Apprentice Boys Memorial Hall

So why would a British king want to build a new city in Ireland? As the Protestant king of a country that just a century before had been Catholic, and was still immersed in an often bloody religious reformation, his territory of Ireland was a bit too Catholic, uncivilized, and hostile for his taste. How better to tame them than by planting some proper, loyal, Presbyterian Scots amongst them? James started in Ulster in the north, the most resistant of the Irish provinces, with what became known as the Ulster Plantation (for the planting of settlers, not crops). We call them Scots-Irish in the US. In Ireland they’re the Ulster Scots.

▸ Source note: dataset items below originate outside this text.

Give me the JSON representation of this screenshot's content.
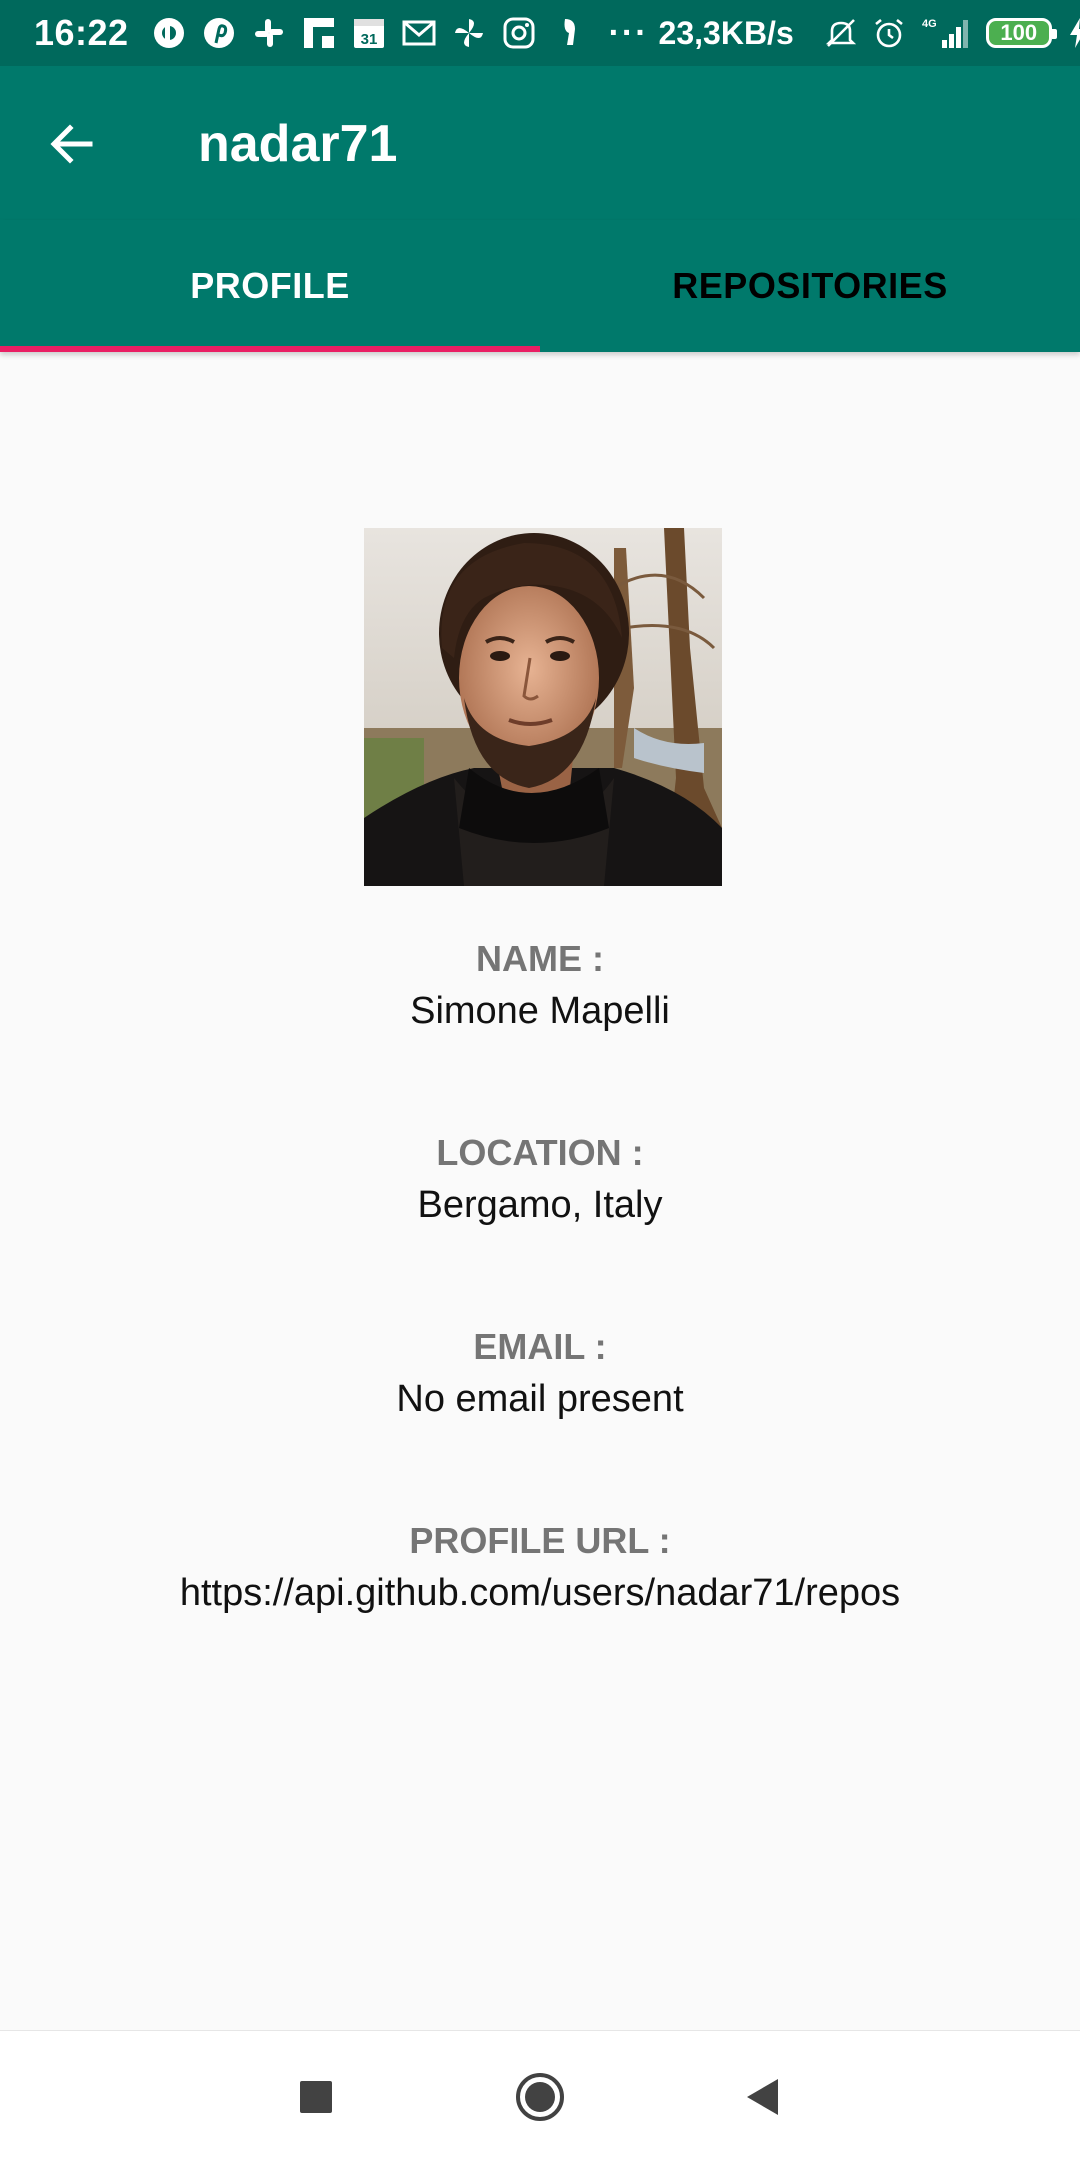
{
  "status_bar": {
    "time": "16:22",
    "more": "···",
    "net_speed": "23,3KB/s",
    "battery_level": "100",
    "notification_icons": [
      "dribbble-icon",
      "pinterest-icon",
      "slack-icon",
      "flipboard-icon",
      "calendar-icon",
      "gmail-icon",
      "pinwheel-icon",
      "instagram-icon",
      "incognito-icon"
    ],
    "calendar_day": "31",
    "network_type": "4G"
  },
  "app_bar": {
    "title": "nadar71"
  },
  "tabs": [
    {
      "label": "PROFILE",
      "selected": true
    },
    {
      "label": "REPOSITORIES",
      "selected": false
    }
  ],
  "profile": {
    "name_label": "NAME :",
    "name_value": "Simone Mapelli",
    "location_label": "LOCATION :",
    "location_value": "Bergamo, Italy",
    "email_label": "EMAIL :",
    "email_value": "No email present",
    "url_label": "PROFILE URL :",
    "url_value": "https://api.github.com/users/nadar71/repos"
  },
  "colors": {
    "status_bar": "#00695c",
    "primary": "#00796b",
    "tab_indicator": "#e91e63",
    "background": "#fafafa",
    "label_gray": "#757575"
  }
}
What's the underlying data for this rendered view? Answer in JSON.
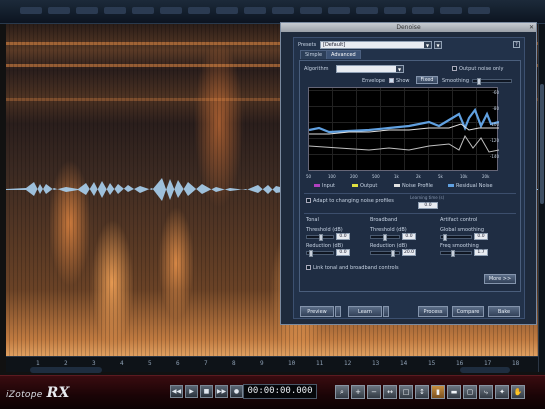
{
  "timecode": "00:00:00.000",
  "logo": {
    "brand": "iZotope",
    "product": "RX"
  },
  "ruler": {
    "ticks": [
      "1",
      "2",
      "3",
      "4",
      "5",
      "6",
      "7",
      "8",
      "9",
      "10",
      "11",
      "12",
      "13",
      "14",
      "15",
      "16",
      "17",
      "18"
    ]
  },
  "dialog": {
    "title": "Denoise",
    "presets_label": "Presets",
    "presets_value": "[Default]",
    "tabs": [
      "Simple",
      "Advanced"
    ],
    "help": "?",
    "algorithm_label": "Algorithm",
    "output_noise_only": "Output noise only",
    "envelope_label": "Envelope",
    "show_label": "Show",
    "fixed_label": "Fixed",
    "smoothing_label": "Smoothing",
    "db_ticks": [
      "-60",
      "-80",
      "-100",
      "-120",
      "-140"
    ],
    "freq_ticks": [
      "50",
      "100",
      "200",
      "500",
      "1k",
      "2k",
      "5k",
      "10k",
      "20k"
    ],
    "legend": [
      {
        "label": "Input",
        "color": "#b040c0"
      },
      {
        "label": "Output",
        "color": "#e0e040"
      },
      {
        "label": "Noise Profile",
        "color": "#e0e0e0"
      },
      {
        "label": "Residual Noise",
        "color": "#60a0e0"
      }
    ],
    "adaptive_label": "Adapt to changing noise profiles",
    "learning_label": "Learning time (s)",
    "learning_value": "0.0",
    "tonal": {
      "title": "Tonal",
      "threshold": "Threshold (dB)",
      "threshold_val": "0.0",
      "reduction": "Reduction (dB)",
      "reduction_val": "0.0"
    },
    "broadband": {
      "title": "Broadband",
      "threshold": "Threshold (dB)",
      "threshold_val": "0.0",
      "reduction": "Reduction (dB)",
      "reduction_val": "20.0"
    },
    "artifact": {
      "title": "Artifact control",
      "global": "Global smoothing",
      "global_val": "0.0",
      "freq": "Freq smoothing",
      "freq_val": "1.7"
    },
    "link_label": "Link tonal and broadband controls",
    "more_button": "More >>",
    "buttons": [
      "Preview",
      "Learn",
      "Process",
      "Compare",
      "Bake"
    ]
  },
  "colors": {
    "accent": "#d08040",
    "waveform": "#a8d0f0",
    "dialog_bg": "#22324a"
  }
}
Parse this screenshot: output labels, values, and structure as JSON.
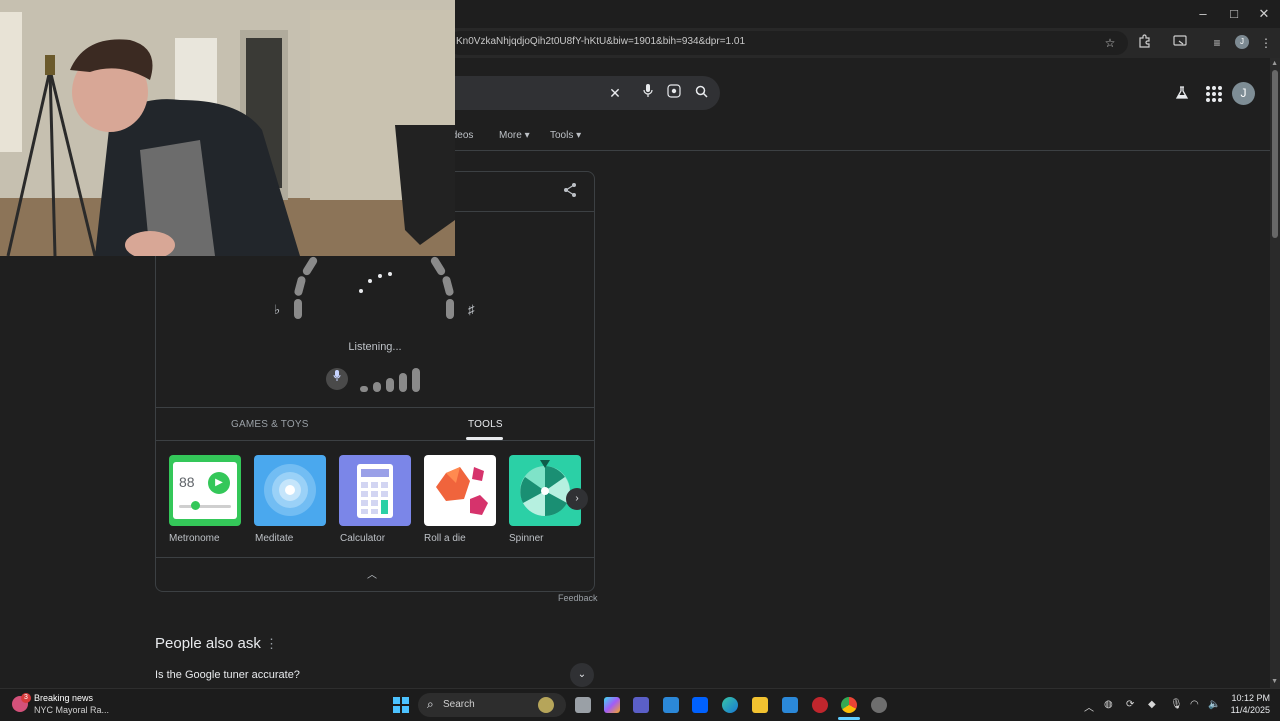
{
  "browser": {
    "url": "Kn0VzkaNhjqdjoQih2t0U8fY-hKtU&biw=1901&bih=934&dpr=1.01",
    "window_controls": {
      "minimize": "–",
      "maximize": "□",
      "close": "✕"
    },
    "profile_initial": "J"
  },
  "google": {
    "avatar_initial": "J",
    "nav_tabs": [
      "Videos",
      "More",
      "Tools"
    ]
  },
  "tuner": {
    "flat_symbol": "♭",
    "sharp_symbol": "♯",
    "status": "Listening...",
    "mic_level_bars": 5,
    "categories": [
      {
        "label": "GAMES & TOYS",
        "active": false
      },
      {
        "label": "TOOLS",
        "active": true
      }
    ],
    "tools": [
      {
        "label": "Metronome",
        "tile_text": "88"
      },
      {
        "label": "Meditate"
      },
      {
        "label": "Calculator"
      },
      {
        "label": "Roll a die"
      },
      {
        "label": "Spinner"
      }
    ],
    "feedback": "Feedback"
  },
  "people_also_ask": {
    "title": "People also ask",
    "questions": [
      "Is the Google tuner accurate?"
    ]
  },
  "taskbar": {
    "news_badge": "3",
    "news_title": "Breaking news",
    "news_subtitle": "NYC Mayoral Ra...",
    "search_label": "Search",
    "time": "10:12 PM",
    "date": "11/4/2025"
  },
  "colors": {
    "page_bg": "#1f1f1f",
    "metronome": "#34c759",
    "meditate": "#4aa8ee",
    "calculator": "#7b86e8",
    "spinner": "#2bd0a6"
  }
}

St. Augustine’s Church, within the walls

In a remarkable feat of early urban planning, the London-backed The Honorable The Irish Society (that’s not a typo) built a beautiful walled city for the Scots in just five years, the only completely walled city remaining in Ireland today. Why was it walled? To keep out the unruly, and justifiably angry, native Irish whose lands had been confiscated to build the city. The British took the best, high ground on the River Foyle, relocating the Irish clans to the surrounding bogland.

St. Columba’s Cathedral

So how did James expect to assimilate the staid Scots with the wild Irish with a 12-to-35-foot thick stone wall between them? Well, in my humble opinion, that was just the beginning of the Troubles between Protestants and Catholics in Derry that surfaced again and again for 350 years, at times most violently. But that’s a story for another day.

the Guildhall

I believe my great-grandparents are descendants of the Ulster Scots. Based on a tip from a local genealogist, my sister has found the Irish parishes they were from and will continue to trace their branches of the family tree as far as she can. 

Ebrington Square, former army barracks on the east side of the River Foyle

So am I Scots or Irish? I’m sure in the 250 years, from the time the Scots settled in Ireland until my great-grandparents’ emigrated to America, there was a little assimilation going on. Don’t you think? I would say I’m both, but then again it’s complicated.